La cabaña olía a madera vieja y a la hierba seca que Gema había esparcido por los rincones para espantar los insectos. Afuera, la noche se había cerrado sobre el pueblo como un puño, pero dentro, apenas iluminados por una sola vela, Eber y Ernesto estaban solos. Realmente solos, por primera vez desde que todo comenzó.
Eber estaba sentado en el borde de la cama, el diario de Marta aún apretado entre sus manos. Las palabras de su madre—Luciano Flores, poeta, amor, libertad—resonaban en su cabeza como un eco que no se apagaba.
Ernesto se acercó en silencio. No dijo nada; no hacía falta. Con un gesto lento, le quitó el diario de las manos y lo dejó sobre la mesa de noche. Después, se arrodilló frente a Eber, sus rodillas hundiéndose en la estera gastada del suelo, y le tomó el rostro entre las manos.
—Respira —le ordenó suavemente.
Eber cerró los ojos. El contacto de esas manos—ásperas por el trabajo, cálidas, vivas—lo ancló a la realidad.
—No sé quién soy —confesó, la voz apenas un susurro.
Ernesto pasó los pulgares por sus pómulos, limpiando lágrimas que Eber ni siquiera había sentido caer.
—Eres Eber. El que me enseñó que el amor no tiene que doler. El que sobrevivió a Damián. El que escribe versos más hermosos que los de cualquier poeta muerto.
Eber abrió los ojos y se encontró con esa mirada que lo conocía demasiado bien. La misma que había visto oscurecerse horas antes en el sótano.
—Y tú... —Eber alzó una mano, tocando la mejilla de Ernesto, sintiendo la textura de su piel bajo los dedos—. ¿Quién eres tú, después de lo de hoy?

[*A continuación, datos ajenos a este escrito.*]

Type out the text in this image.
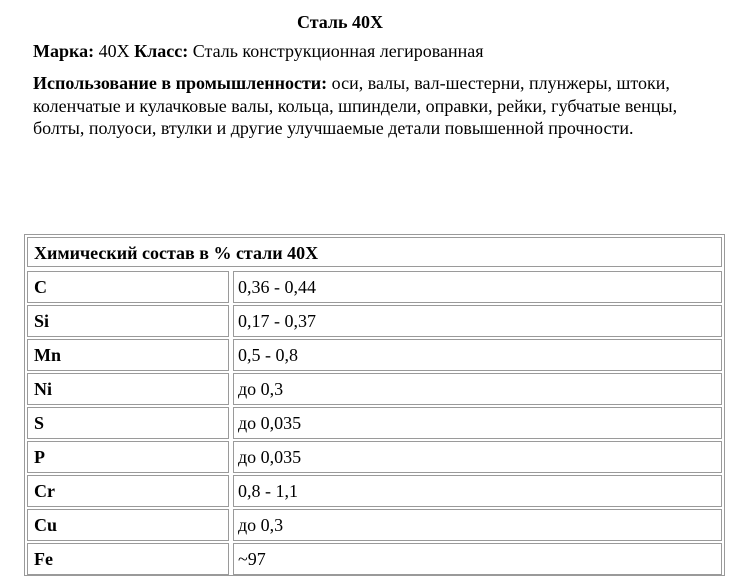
Сталь 40Х
Марка: 40Х Класс: Сталь конструкционная легированная
Использование в промышленности: оси, валы, вал-шестерни, плунжеры, штоки, коленчатые и кулачковые валы, кольца, шпиндели, оправки, рейки, губчатые венцы, болты, полуоси, втулки и другие улучшаемые детали повышенной прочности.
Химический состав в % стали 40Х
C	0,36 - 0,44
Si	0,17 - 0,37
Mn	0,5 - 0,8
Ni	до 0,3
S	до 0,035
P	до 0,035
Cr	0,8 - 1,1
Cu	до 0,3
Fe	~97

Ernesto inclinó la frente hasta apoyarla contra la de Eber.
—Alguien que haría cualquier cosa por ti. Incluso esto.
El aire entre ellos se cargó de algo eléctrico. Eber no supo quién se movió primero, pero de pronto sus labios estaban juntos, en un beso que sabía a sal y a promesas rotas. No fue dulce; fue necesario, como beber después de días de sed.
Ernesto lo empujó hacia atrás, sobre la cama, y Eber se dejó llevar. Las manos de Ernesto lo recorrieron como si intentaran memorizarlo—los hombros, el cuello, las costillas—, como si temieran que al día siguiente ya no estarían allí para tocar.
—No me dejes perderte —murmuró Ernesto contra su piel, mientras desabotonaba su camisa con dedos que, por primera vez, temblaban.
Eber lo atrajo hacia sí, enterrando los dedos en su pelo.
—No podrías, aunque lo intentaras.
Y entonces ya no hubo más palabras, solo jadeos entrecortados y caricias que pretendían ser suaves pero se volvían urgentes, desesperadas. Como si esta fuera la última noche del mundo.
Después, cuando el alba empezara a teñir el cielo, tendrían que enfrentar a Damián. Tendrían que decidir si el amor que compartían era suficiente para soportar las sombras que crecían entre ellos.
Pero por ahora, en la penumbra de la cabaña, solo existía esto:
Piel contra piel. Corazón contra corazón. Un refugio perfecto, efímero, antes de la tormenta.